After a short stay in Jilava, he was transferred to Aiud Prison in April 1952. For the first six months he was kept in solitary confinement, but two years later he fell ill again with tuberculosis. On 4 January 1955, he was sent to Suceava Prison for “further investigation”, and on 26 January he was transferred to Văcărești Prison, probably for hospitalisation following the investigations he had undergone. In March 1955, he was transferred to Aiud. He fell ill again and was transferred from Aiud to Văcărești in May 1955. In May 1955, the Bucharest Military Tribunal sentenced him to imprisonment from 9 May 1947 and execution until 1 November 1959.
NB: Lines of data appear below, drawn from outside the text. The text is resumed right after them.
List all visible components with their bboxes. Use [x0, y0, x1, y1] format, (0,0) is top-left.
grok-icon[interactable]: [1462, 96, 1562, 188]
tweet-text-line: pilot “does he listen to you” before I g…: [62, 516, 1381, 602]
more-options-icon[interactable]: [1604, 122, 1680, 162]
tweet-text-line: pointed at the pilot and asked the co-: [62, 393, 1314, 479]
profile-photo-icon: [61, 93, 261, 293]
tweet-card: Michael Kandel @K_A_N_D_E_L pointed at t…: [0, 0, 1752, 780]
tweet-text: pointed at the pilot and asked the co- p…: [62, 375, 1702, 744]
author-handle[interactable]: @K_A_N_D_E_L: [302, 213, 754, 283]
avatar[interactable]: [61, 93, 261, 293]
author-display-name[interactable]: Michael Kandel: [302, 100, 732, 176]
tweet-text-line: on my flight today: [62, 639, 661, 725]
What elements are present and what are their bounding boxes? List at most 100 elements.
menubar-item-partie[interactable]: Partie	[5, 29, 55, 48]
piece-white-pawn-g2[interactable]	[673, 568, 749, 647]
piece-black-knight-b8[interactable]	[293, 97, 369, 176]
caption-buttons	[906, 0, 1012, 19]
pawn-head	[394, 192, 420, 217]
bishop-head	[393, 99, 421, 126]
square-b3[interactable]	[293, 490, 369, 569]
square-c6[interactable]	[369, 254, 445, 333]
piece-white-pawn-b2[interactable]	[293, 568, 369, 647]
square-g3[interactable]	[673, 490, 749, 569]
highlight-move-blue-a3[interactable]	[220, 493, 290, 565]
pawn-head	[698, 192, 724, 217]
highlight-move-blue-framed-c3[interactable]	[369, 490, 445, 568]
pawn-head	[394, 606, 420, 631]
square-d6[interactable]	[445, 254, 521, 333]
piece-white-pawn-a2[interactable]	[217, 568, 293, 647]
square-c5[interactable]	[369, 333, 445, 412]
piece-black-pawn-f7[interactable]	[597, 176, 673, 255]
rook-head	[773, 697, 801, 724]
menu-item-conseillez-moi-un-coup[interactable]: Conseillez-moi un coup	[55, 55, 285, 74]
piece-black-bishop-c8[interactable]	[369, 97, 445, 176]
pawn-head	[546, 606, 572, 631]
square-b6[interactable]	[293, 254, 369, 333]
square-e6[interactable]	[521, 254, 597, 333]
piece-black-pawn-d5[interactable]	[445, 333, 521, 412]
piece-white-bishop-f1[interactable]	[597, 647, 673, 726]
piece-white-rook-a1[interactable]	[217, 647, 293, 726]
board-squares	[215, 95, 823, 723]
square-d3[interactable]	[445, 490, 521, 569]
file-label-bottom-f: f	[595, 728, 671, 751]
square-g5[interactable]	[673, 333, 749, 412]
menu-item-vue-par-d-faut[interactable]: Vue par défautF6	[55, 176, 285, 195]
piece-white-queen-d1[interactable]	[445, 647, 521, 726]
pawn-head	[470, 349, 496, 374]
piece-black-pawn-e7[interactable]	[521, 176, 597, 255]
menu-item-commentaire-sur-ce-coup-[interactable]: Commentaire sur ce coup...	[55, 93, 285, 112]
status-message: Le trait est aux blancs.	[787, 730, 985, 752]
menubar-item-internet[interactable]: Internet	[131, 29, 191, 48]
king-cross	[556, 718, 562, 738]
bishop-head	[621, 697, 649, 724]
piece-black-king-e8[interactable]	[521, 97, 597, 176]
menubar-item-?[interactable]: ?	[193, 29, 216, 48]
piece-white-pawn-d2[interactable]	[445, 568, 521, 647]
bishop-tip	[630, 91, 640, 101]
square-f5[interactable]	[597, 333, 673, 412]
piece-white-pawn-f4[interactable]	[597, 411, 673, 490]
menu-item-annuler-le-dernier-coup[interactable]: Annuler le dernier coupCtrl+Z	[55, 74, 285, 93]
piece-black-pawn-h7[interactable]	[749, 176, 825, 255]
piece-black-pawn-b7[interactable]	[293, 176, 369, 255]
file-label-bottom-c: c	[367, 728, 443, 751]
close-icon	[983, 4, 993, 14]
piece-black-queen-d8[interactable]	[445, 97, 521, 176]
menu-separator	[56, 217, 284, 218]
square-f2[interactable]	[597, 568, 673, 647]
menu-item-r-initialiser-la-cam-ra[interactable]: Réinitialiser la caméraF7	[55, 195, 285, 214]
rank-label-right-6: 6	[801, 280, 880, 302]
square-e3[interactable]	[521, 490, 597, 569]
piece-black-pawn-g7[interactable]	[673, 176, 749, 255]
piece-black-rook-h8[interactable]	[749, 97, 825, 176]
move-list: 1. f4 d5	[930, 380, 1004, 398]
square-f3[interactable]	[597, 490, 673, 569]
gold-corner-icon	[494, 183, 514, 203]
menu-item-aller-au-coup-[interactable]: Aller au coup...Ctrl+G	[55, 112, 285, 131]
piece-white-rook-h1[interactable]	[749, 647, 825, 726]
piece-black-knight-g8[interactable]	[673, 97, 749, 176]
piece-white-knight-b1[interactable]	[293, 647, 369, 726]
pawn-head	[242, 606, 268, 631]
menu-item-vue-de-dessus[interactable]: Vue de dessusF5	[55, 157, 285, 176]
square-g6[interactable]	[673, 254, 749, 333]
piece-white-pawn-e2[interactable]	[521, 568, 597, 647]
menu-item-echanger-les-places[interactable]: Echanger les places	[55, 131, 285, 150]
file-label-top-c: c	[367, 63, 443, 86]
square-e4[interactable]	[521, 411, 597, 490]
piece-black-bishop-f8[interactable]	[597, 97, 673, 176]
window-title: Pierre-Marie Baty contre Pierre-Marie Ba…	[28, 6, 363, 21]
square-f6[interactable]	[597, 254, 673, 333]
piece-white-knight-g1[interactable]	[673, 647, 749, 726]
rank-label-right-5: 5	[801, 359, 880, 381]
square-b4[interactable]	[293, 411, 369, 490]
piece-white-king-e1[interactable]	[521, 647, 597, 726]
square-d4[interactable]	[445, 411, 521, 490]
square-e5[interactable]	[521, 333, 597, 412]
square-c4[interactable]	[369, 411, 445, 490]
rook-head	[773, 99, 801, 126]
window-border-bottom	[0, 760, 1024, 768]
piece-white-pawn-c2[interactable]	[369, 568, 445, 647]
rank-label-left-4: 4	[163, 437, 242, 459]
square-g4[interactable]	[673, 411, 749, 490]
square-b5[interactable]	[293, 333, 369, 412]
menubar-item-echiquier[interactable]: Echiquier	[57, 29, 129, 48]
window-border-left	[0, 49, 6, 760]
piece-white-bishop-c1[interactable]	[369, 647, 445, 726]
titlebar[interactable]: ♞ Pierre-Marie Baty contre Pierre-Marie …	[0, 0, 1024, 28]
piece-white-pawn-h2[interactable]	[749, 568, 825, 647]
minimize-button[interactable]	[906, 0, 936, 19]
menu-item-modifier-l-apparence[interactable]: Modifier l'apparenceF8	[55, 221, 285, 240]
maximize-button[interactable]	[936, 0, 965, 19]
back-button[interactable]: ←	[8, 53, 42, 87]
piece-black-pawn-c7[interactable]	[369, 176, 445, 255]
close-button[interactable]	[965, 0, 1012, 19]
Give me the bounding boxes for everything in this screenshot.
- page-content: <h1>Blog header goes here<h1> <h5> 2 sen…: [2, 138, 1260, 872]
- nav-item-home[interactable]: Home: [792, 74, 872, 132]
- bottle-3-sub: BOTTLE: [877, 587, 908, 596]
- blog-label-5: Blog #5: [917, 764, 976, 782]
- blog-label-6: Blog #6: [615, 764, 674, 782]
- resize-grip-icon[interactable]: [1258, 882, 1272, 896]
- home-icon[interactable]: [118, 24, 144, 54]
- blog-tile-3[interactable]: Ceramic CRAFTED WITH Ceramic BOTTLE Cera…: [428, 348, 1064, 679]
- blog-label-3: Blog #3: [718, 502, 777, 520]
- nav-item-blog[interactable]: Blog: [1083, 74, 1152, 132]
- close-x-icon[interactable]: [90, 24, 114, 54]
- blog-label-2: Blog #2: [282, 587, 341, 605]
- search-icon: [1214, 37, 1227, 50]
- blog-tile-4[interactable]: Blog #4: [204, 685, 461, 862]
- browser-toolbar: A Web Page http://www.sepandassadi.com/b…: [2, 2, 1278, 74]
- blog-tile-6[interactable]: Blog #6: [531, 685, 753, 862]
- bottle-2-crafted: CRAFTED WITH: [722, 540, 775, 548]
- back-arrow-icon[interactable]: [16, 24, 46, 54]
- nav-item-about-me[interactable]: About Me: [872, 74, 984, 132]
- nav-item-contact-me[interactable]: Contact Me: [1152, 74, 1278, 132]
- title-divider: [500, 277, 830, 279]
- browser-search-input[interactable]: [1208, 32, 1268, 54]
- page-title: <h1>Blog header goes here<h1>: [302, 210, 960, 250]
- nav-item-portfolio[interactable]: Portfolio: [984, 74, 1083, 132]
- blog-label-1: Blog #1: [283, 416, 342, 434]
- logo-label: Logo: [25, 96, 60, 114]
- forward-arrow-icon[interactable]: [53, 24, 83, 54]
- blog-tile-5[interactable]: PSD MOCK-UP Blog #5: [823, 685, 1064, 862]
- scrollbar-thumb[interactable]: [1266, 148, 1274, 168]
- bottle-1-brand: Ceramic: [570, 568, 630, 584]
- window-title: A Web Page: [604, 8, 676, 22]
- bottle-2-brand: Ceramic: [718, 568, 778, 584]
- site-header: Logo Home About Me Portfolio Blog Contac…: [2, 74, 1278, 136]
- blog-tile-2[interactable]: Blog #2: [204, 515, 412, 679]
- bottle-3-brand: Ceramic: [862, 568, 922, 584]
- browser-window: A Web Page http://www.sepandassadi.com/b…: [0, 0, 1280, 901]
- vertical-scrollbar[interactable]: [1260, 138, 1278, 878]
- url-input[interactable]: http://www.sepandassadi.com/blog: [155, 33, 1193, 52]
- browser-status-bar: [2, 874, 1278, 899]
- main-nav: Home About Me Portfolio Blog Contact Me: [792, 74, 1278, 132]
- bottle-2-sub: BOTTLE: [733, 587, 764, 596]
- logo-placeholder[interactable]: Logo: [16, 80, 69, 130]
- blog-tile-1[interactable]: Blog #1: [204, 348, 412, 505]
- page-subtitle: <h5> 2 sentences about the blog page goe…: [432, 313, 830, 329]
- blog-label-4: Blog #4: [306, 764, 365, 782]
At the end of his sentence, on 13 September 1959, Adrian Cărăușu was sentenced to 60 months’ work by order of the Ministry of the Interior. He received this sentence for refusing to accept re-education. After a short detention in Gherla (November 1959), he was transferred to the Culmea camp and, from April 1960, to Periprava. He was released on 6 May 1964. He completed his theological studies at the Sibiu Institute and was ordained a priest. According to the Securitate records, in 1971 Adrian Cărăușu was a priest in the village of Nadișa, Strugari, Jud. Bacău.